This book has been a long time in gestation and many people have helped me along the way to deliver it, whether by a chance comment or a detailed explanation or sending me wacky YouTube clips. Getting the book off the ground is often the hardest part, and my agent and friend Sophie Lambert of Conville & Walsh has been essential and a fantastic support. The book has been through several transformations, each one guided enthusiastically by my highly skilled editor at Weidenfeld & Nicolson, Bea Hemming, who I learnt from and who was a pleasure to work with. Several people deserve special mention. Kirsten Ward helped me research many of the topics and select the case histories, assisted by my intuitive assistant Victoria Vazquez, both of whom diligently read some very early bad drafts. Later versions were read and improved by old and trusted friends Robyn Fitzgerald, Roz Kadir, Bryan Fehilly and Frannie Hochberg.
My colleagues in obesity genetics, nutrition and the microbiome were invaluable sources of the latest information before it was published. These include my microbe collaborators Ruth Ley and Rob Knight, plus his team from American Gut, Dan McDonald and Luke Thompson; Dusko Ehrlich, Peter Turnbaugh, Paul O’Toole, Glen Gibson, Susan Erdman, Stan Hazen, Amir Zarrinpar, Marty Blaser, Maria Dominguez-Bello, Patrice Cani, Kevin Tuohy, Laurel Lagenaur, Rashmi Sinha and Jim Goedert, as well as my King’s College London team, Michelle Beaumont, Jordana Bell, Craig Glastonbury and Matt Jackson. Other brains I quizzed include Steve O’Rahilly, George Davy Smith, Mark McCarthy, David Allison, Clare Llewellyn, Kirsi Pietiläinen, Ele Zeggini, Alina Farmaki, Barbara Prainsack, Aubrey Sheiham, Leora Eisen and David Morgan.

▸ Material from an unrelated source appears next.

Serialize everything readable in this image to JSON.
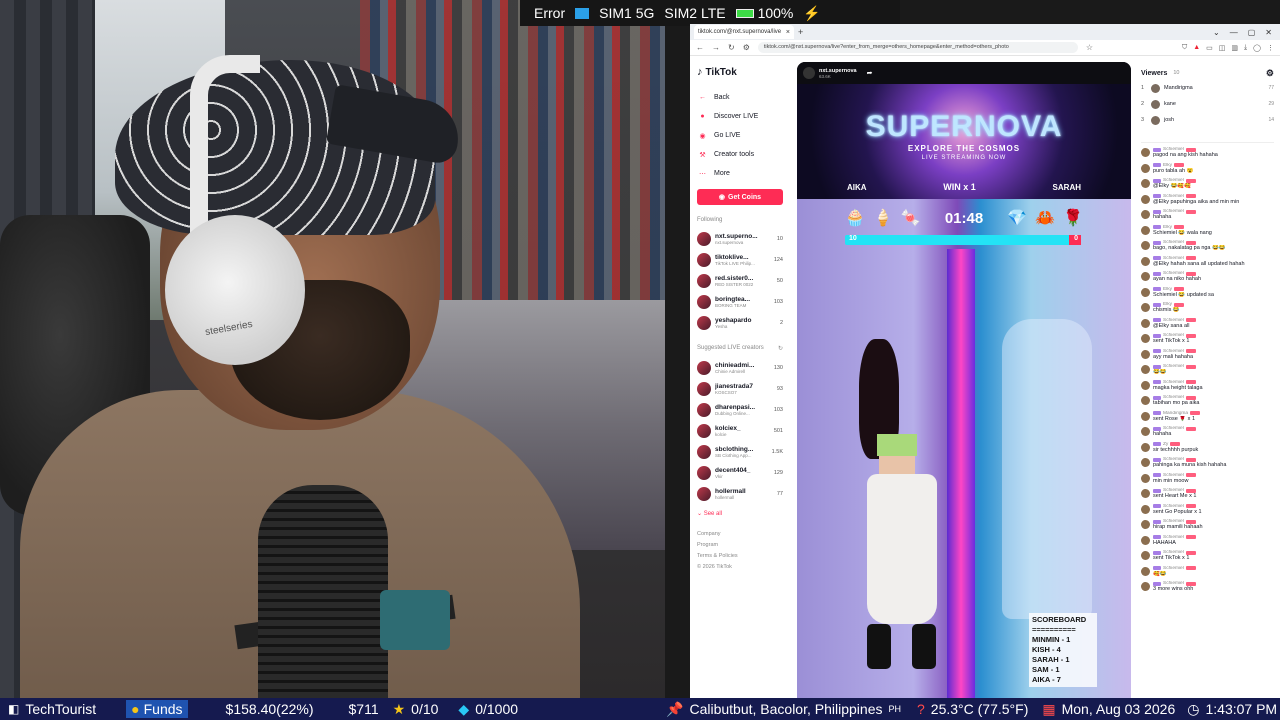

I had very helpful conversations with my KCL colleagues Kevin Whelan, Jeremy Sanderson, Phil Chowienczyk and Tom Sanders. In Barcelona, merci to my generous host Xavier Estivill and Ramón Estruch, Mark Nieuwenhuijsen, Susana Puig and Josep Malvehy for their knowledge and hospitality. I learnt about cheese from Paul Neale, Jon Schofield, Nigel White and Eric Biseaux, and about food philosophy from Julian Baggini. Helpful tips came from Ian Weir, Aine Kelly, Isgar Boss, Amanda Bailey, John Hemming, Swami, Brenda Sambrook, Lesley Bookbinder, Vivienne Hall and others whose names I have forgotten but whose tips were equally helpful. I thank my gifted son Thomas for his junk-food sacrifices and the other diligent and adventurous dieters, and all the TwinsUK volunteers. I must thank St Thomas’ Hospital, King’s College London, my funders at the EU, NIHR and Wellcome Trust and as always the amazing twins for providing me with such a perfect base for research, and Veronique, Sophie and Tom for generously allowing me to disappear from real life for long periods.
Finally, despite all the help I received, this is a vast and fast-moving area of science which means I will surely have made some errors and omissions, for which I happily take any blame.